Barnes Farmers Market at the Essex House Surgery. It is a small but perfectly formed farmers market - great bread stalls, a fishmongers, fruit & veg, organic meat & eggs, amazing pre-cooked food (French, Moroccan & south east Asian amongst others), cake stalls and a top notch coffee stand (but more about that in another post). This market just added to my "why I want to live in Barnes" list. It was hard to capture the charm in a picture and the best one I got has a slightly pissed off teenager in it - so you'll just have to go and see for yourselves.
Friday, 11 June 2010
UPDATE: Profile is not in fact on the Freedom site and Freedom is still there - although looks quite different to back in "my day". Plus Anthony from Blue was queueing to get in as I walked past yesterday - what does that say?

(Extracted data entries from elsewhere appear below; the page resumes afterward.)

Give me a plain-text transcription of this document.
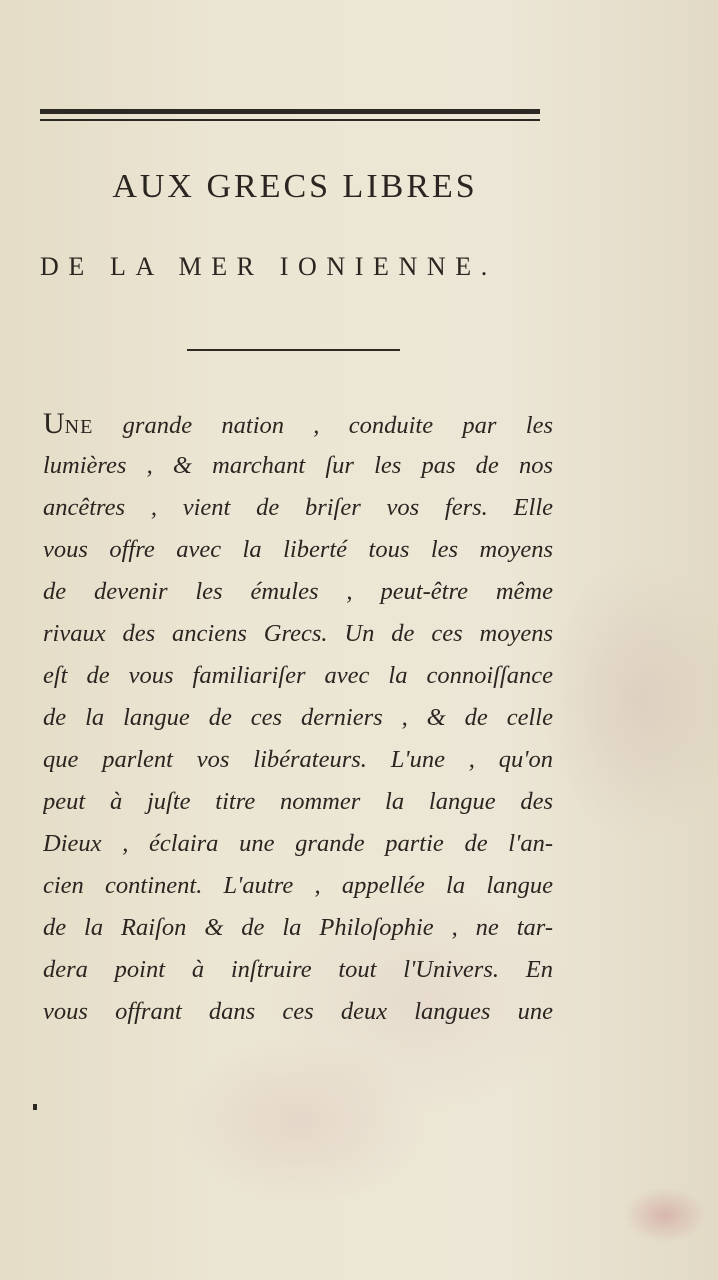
AUX GRECS LIBRES
DE LA MER IONIENNE.
UNE grande nation , conduite par les
lumières , & marchant ſur les pas de nos
ancêtres , vient de briſer vos fers. Elle
vous offre avec la liberté tous les moyens
de devenir les émules , peut-être même
rivaux des anciens Grecs. Un de ces moyens
eſt de vous familiariſer avec la connoiſſance
de la langue de ces derniers , & de celle
que parlent vos libérateurs. L'une , qu'on
peut à juſte titre nommer la langue des
Dieux , éclaira une grande partie de l'an-
cien continent. L'autre , appellée la langue
de la Raiſon & de la Philoſophie , ne tar-
dera point à inſtruire tout l'Univers. En
vous offrant dans ces deux langues une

I'm a sucker for a good cause and this one seems like just that. If you go to http://www.chefsunite.co.uk/ you can buy £10 raffle tickets and go in the draw to win prizes like a cooking lesson with Marcus Wareing or dinner with Marco Pierre White (scary!). So if you are into the whole celeb chef thing and you want to show some support for the charity "Children With Leukaemia" check this out.
Monday, 7 June 2010
The Roastery - south London's best primo coffee stop!) reminded me of one of my favourite London blogs and I wanted to post the link. It is called Faded London and it is dedicated to those bits of the past that are still visible, sometimes only just, in our 21st century city. I love seeing old painted signs like this one (a personal favourite is the Peterkin Custard sign on Wandsworth High St) as well as street signs, lamp-posts, watering troughs - what always amazes me when I am walking to work along horrendous Oxford Street is when I look up and see these magnificent old buildings which once must have been so grand and now have to suffer the indignity of a tacky tourist shop down below, blasting cheesy Euro-house. So next time you are walking around your part of London, look a little closer, notice the remnants of the past and if you find a good one, photograph it and send it to Faded London. One of the things that always makes me sad and nostalgic as well (I am a sucker for nostalgia) is the closing down of old shops - thank God there are still amazing shops like James Smith & Sons on New Oxford St, but for every one of these there are five that have closed down. I bought a fantastic book the other day that is all about just that - this guy went around in the 70s and 80s taking photos of old shops, mainly in London and recording the stories of the people that owned them or worked there. It is just brilliant and I'm not ashamed to say it brought a tear to my eye! It's called "Shutting up Shop" by John Londei. OK enough about the past - time I started blogging about "now".
Saturday, 5 June 2010
Apologies for the lack of posts - I have been on the road, including Spain, this past week and I am heading back to London having consumed many cafe cortados. Which gets me to thinking - maybe I can cut down on the amount of milk I drink each day (given I consume at least 4 flat whites before 5pm) by swapping out a FW for a cortado now and then, or a stumpy (in Fernandez & Wells land). What a gem of a coffee a cortado is - I always find a macchiatto to be little more than a frothy espresso (so why not have an espresso I ask myself...) but a cortado has just enough milk to take the edge of the shot but not so much that you feel the dairy overload. Anyway, just a thought - don´t howl me down too quickly macchiatto fans!